Само понятие нового строительства в этой связи бросало их в дрожь: возрождался призрак "периферийных банд городских окраин" – стройки начала 1930-х были социальным резервом антисоветского повстанчества. Тогдашняя номенклатура по-настоящему помнила историю. Выражаясь современным языком, в середине 1980-х власти ощутили угрозу не от рукопожатных и креаклов (что безразлично), а от гопоты и ватников (что серьёзно). Как ныне путинский Совбез отфиксировал радикальную опасность молодёжных группировок.
Круг замыкается, цикл повторяется. Горбачёвская номенклатура решилась на Перестройку. Путинская, страшась исторического опыта, идёт другим путём – тотальное насилие снаружи и внутри. Подобно Чаушеску и Каддафи. С известным их концом.

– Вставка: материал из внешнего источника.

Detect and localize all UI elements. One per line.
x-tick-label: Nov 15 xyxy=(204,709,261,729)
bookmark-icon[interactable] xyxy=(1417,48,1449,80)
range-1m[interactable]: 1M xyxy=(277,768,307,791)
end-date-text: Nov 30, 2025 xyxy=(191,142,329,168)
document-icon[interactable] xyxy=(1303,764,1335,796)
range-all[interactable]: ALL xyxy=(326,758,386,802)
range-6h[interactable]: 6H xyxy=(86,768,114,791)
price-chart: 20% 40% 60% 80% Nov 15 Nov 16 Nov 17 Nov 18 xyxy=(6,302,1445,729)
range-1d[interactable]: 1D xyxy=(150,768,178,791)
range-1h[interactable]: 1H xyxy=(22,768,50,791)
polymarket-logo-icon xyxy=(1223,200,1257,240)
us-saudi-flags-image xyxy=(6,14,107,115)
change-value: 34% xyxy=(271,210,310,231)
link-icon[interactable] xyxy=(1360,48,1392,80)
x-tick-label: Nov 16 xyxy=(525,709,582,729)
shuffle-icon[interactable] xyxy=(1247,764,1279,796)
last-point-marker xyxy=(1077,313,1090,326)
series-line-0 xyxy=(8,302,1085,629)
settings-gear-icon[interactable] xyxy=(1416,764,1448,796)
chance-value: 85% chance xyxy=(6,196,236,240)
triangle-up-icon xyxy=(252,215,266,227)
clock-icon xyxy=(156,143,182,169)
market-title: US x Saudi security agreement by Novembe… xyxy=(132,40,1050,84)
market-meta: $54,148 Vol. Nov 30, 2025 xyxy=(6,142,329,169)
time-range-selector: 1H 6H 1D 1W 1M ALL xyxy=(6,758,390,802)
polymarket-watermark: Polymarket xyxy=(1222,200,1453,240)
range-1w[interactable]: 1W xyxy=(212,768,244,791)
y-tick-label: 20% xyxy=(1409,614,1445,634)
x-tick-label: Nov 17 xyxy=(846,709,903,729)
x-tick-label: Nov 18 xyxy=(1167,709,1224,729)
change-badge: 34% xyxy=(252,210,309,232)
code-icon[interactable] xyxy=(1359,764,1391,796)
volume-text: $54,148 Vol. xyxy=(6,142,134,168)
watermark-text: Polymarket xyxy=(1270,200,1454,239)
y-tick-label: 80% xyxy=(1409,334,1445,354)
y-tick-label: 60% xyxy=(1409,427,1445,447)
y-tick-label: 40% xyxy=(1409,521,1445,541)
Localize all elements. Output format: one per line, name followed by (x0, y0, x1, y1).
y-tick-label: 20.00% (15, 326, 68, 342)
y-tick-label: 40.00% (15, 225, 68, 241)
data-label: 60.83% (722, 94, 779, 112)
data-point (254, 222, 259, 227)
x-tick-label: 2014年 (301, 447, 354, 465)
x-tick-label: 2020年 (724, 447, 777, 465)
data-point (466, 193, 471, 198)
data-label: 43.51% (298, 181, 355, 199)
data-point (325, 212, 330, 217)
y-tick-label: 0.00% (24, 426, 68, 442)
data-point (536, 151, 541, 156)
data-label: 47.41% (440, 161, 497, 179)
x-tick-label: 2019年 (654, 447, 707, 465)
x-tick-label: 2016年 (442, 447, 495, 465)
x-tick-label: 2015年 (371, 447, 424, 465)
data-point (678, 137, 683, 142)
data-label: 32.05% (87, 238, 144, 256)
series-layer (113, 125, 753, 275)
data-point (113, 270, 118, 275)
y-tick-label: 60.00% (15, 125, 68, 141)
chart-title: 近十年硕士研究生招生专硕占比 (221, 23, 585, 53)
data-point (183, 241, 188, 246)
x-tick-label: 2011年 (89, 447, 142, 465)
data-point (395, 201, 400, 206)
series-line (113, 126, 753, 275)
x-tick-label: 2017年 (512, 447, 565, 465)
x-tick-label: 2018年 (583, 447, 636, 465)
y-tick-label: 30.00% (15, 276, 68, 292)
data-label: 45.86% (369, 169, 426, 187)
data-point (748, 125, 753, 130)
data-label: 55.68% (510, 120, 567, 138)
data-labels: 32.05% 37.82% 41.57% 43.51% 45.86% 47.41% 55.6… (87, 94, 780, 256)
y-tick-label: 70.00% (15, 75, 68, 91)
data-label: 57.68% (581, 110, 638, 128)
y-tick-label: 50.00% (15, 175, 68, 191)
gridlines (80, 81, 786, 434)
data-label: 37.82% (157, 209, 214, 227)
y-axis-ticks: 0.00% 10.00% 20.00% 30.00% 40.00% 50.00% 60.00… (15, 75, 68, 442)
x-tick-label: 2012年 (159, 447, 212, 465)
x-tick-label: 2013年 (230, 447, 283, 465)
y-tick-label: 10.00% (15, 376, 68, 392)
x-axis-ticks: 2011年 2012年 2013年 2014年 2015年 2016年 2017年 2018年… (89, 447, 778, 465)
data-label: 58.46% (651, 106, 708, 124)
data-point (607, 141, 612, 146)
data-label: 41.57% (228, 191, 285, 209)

Доброй волей элиты перестроек не начинают. Только под ударом или страхом. Юбилейный сегодня Апрельский пленум – ещё одно подтверждение. Как прежде того послесталинская Оттепель. Не жди хозяйской милости – ни тогда, ни потом, ни ныне. "Особое место мы отводим новым формам социального активизма, повседневно-бытовому сопротивлению… Войну остановит война", – предрекает Фронт АБН.